In the monochromator mode, the current system’s temporal resolution has been determined to be 300 ps by measuring the response of picosecond laser pulses and it is sufficient for measuring the subnanosecond or longer fluorescence decay of most biological components known to fluoresce in tissue. The results were verified by obtaining the lifetime of a series of standard fluorophores with fast fluorescence decay. The temporal resolution of this system is mainly limited by the analog bandwidth of the real-time digital storage oscilloscope (1 GHz), the MCP-PMT (1.5 GHz), and the preamplifier (1.5 GHz). At present, there is no commercially available MCP-PMT with bandwidth higher than 1.5 GHz, while the fastest commercial digital oscilloscopes are 6 GHz with 75 ps rise time. These factors currently limit the application of the pulse sampling technique to measurements of fluorescence decay of a few hundred picoseconds or longer.

We have used several fluorescence standard dyes and typical tissue fluorophores to evaluate the tr-LIFS system performance. The retrieved lifetimes are in reasonable agreement with the values reported in the literature obtained using TCSPC and pulse sampling techniques (Table II). The differences between our measurements and the previously reported values are due to various purification and preparation methods used by different vendors. We have further demonstrated the ability of the tr-LIFS instrument to resolve mixed fluorophores both spectrally and temporally. Diluted (10⁻⁶ M) mixture solutions were used in these measurements to minimize the interaction between the two fluorophores used in the mixtures.

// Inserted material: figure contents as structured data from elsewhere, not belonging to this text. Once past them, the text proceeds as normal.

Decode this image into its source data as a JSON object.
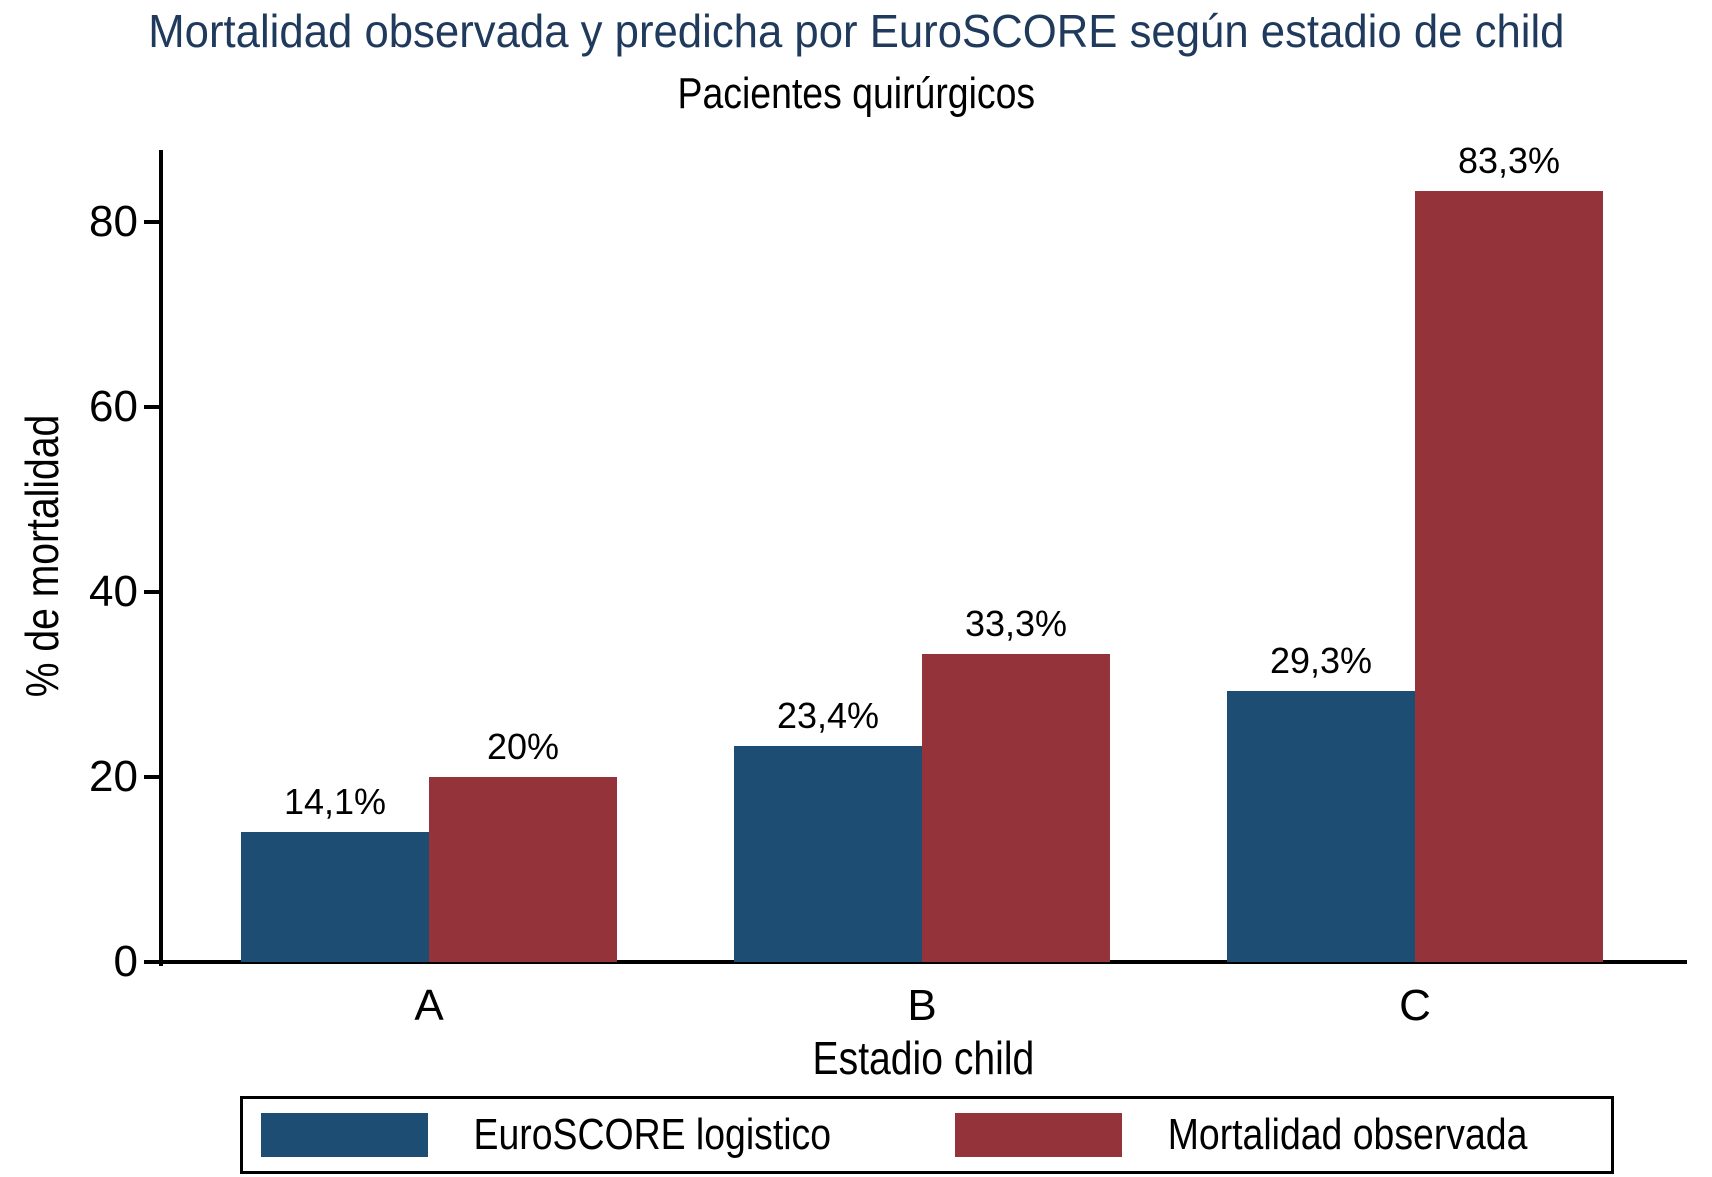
{
  "title": "Mortalidad observada y predicha por EuroSCORE según estadio de child",
  "subtitle": "Pacientes quirúrgicos",
  "title_color": "#1F3A5C",
  "chart_data": {
    "type": "bar",
    "title": "Mortalidad observada y predicha por EuroSCORE según estadio de child",
    "subtitle": "Pacientes quirúrgicos",
    "categories": [
      "A",
      "B",
      "C"
    ],
    "series": [
      {
        "name": "EuroSCORE logistico",
        "color": "#1E4D74",
        "values": [
          14.1,
          23.4,
          29.3
        ],
        "value_labels": [
          "14,1%",
          "23,4%",
          "29,3%"
        ]
      },
      {
        "name": "Mortalidad observada",
        "color": "#94343A",
        "values": [
          20,
          33.3,
          83.3
        ],
        "value_labels": [
          "20%",
          "33,3%",
          "83,3%"
        ]
      }
    ],
    "xlabel": "Estadio child",
    "ylabel": "% de mortalidad",
    "ylim": [
      0,
      88
    ],
    "yticks": [
      0,
      20,
      40,
      60,
      80
    ],
    "grid": false,
    "legend_position": "bottom"
  }
}
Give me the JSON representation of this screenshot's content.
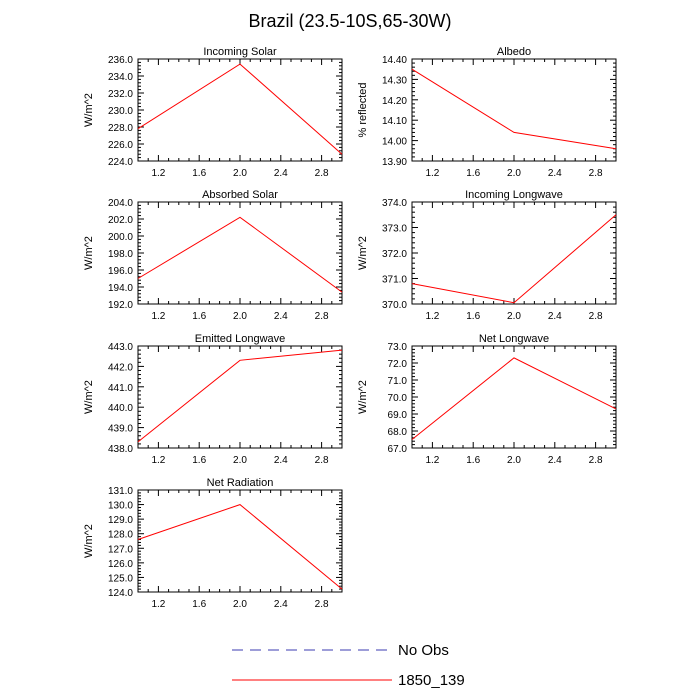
{
  "page_title": "Brazil (23.5-10S,65-30W)",
  "legend": {
    "items": [
      {
        "label": "No Obs",
        "color": "#3b3bb0",
        "style": "dashed"
      },
      {
        "label": "1850_139",
        "color": "#ff0000",
        "style": "solid"
      }
    ]
  },
  "chart_data": [
    {
      "type": "line",
      "title": "Incoming Solar",
      "ylabel": "W/m^2",
      "xlabel": "",
      "xlim": [
        1.0,
        3.0
      ],
      "ylim": [
        224.0,
        236.0
      ],
      "xticks": [
        "1.2",
        "1.6",
        "2.0",
        "2.4",
        "2.8"
      ],
      "yticks": [
        "224.0",
        "226.0",
        "228.0",
        "230.0",
        "232.0",
        "234.0",
        "236.0"
      ],
      "series": [
        {
          "name": "1850_139",
          "color": "#ff0000",
          "x": [
            1.0,
            2.0,
            3.0
          ],
          "values": [
            227.8,
            235.4,
            224.8
          ]
        }
      ]
    },
    {
      "type": "line",
      "title": "Albedo",
      "ylabel": "% reflected",
      "xlabel": "",
      "xlim": [
        1.0,
        3.0
      ],
      "ylim": [
        13.9,
        14.4
      ],
      "xticks": [
        "1.2",
        "1.6",
        "2.0",
        "2.4",
        "2.8"
      ],
      "yticks": [
        "13.90",
        "14.00",
        "14.10",
        "14.20",
        "14.30",
        "14.40"
      ],
      "series": [
        {
          "name": "1850_139",
          "color": "#ff0000",
          "x": [
            1.0,
            2.0,
            3.0
          ],
          "values": [
            14.35,
            14.04,
            13.96
          ]
        }
      ]
    },
    {
      "type": "line",
      "title": "Absorbed Solar",
      "ylabel": "W/m^2",
      "xlabel": "",
      "xlim": [
        1.0,
        3.0
      ],
      "ylim": [
        192.0,
        204.0
      ],
      "xticks": [
        "1.2",
        "1.6",
        "2.0",
        "2.4",
        "2.8"
      ],
      "yticks": [
        "192.0",
        "194.0",
        "196.0",
        "198.0",
        "200.0",
        "202.0",
        "204.0"
      ],
      "series": [
        {
          "name": "1850_139",
          "color": "#ff0000",
          "x": [
            1.0,
            2.0,
            3.0
          ],
          "values": [
            195.0,
            202.2,
            193.4
          ]
        }
      ]
    },
    {
      "type": "line",
      "title": "Incoming Longwave",
      "ylabel": "W/m^2",
      "xlabel": "",
      "xlim": [
        1.0,
        3.0
      ],
      "ylim": [
        370.0,
        374.0
      ],
      "xticks": [
        "1.2",
        "1.6",
        "2.0",
        "2.4",
        "2.8"
      ],
      "yticks": [
        "370.0",
        "371.0",
        "372.0",
        "373.0",
        "374.0"
      ],
      "series": [
        {
          "name": "1850_139",
          "color": "#ff0000",
          "x": [
            1.0,
            2.0,
            3.0
          ],
          "values": [
            370.8,
            370.05,
            373.5
          ]
        }
      ]
    },
    {
      "type": "line",
      "title": "Emitted Longwave",
      "ylabel": "W/m^2",
      "xlabel": "",
      "xlim": [
        1.0,
        3.0
      ],
      "ylim": [
        438.0,
        443.0
      ],
      "xticks": [
        "1.2",
        "1.6",
        "2.0",
        "2.4",
        "2.8"
      ],
      "yticks": [
        "438.0",
        "439.0",
        "440.0",
        "441.0",
        "442.0",
        "443.0"
      ],
      "series": [
        {
          "name": "1850_139",
          "color": "#ff0000",
          "x": [
            1.0,
            2.0,
            3.0
          ],
          "values": [
            438.3,
            442.3,
            442.8
          ]
        }
      ]
    },
    {
      "type": "line",
      "title": "Net Longwave",
      "ylabel": "W/m^2",
      "xlabel": "",
      "xlim": [
        1.0,
        3.0
      ],
      "ylim": [
        67.0,
        73.0
      ],
      "xticks": [
        "1.2",
        "1.6",
        "2.0",
        "2.4",
        "2.8"
      ],
      "yticks": [
        "67.0",
        "68.0",
        "69.0",
        "70.0",
        "71.0",
        "72.0",
        "73.0"
      ],
      "series": [
        {
          "name": "1850_139",
          "color": "#ff0000",
          "x": [
            1.0,
            2.0,
            3.0
          ],
          "values": [
            67.5,
            72.3,
            69.3
          ]
        }
      ]
    },
    {
      "type": "line",
      "title": "Net Radiation",
      "ylabel": "W/m^2",
      "xlabel": "",
      "xlim": [
        1.0,
        3.0
      ],
      "ylim": [
        124.0,
        131.0
      ],
      "xticks": [
        "1.2",
        "1.6",
        "2.0",
        "2.4",
        "2.8"
      ],
      "yticks": [
        "124.0",
        "125.0",
        "126.0",
        "127.0",
        "128.0",
        "129.0",
        "130.0",
        "131.0"
      ],
      "series": [
        {
          "name": "1850_139",
          "color": "#ff0000",
          "x": [
            1.0,
            2.0,
            3.0
          ],
          "values": [
            127.6,
            130.0,
            124.2
          ]
        }
      ]
    }
  ]
}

In summary, the tr-LIFS instrument is a compact and mobile system that can be used for performing spectroscopic studies of endogenous fluorescence from biological tissues in vitro and in vivo. It provides both time-resolved and spectrally resolved fluorescence emission information of the sample in less than 0.8 s per wavelength and with good dynamic range and sensitivity. These features are important for clinical studies on patients undergoing routine diagnostic and intraoperative procedures. Current studies are underway for in vivo investigation of atherosclerotic lesions on a rabbit atherosclerotic plaque model and on human brain tumors.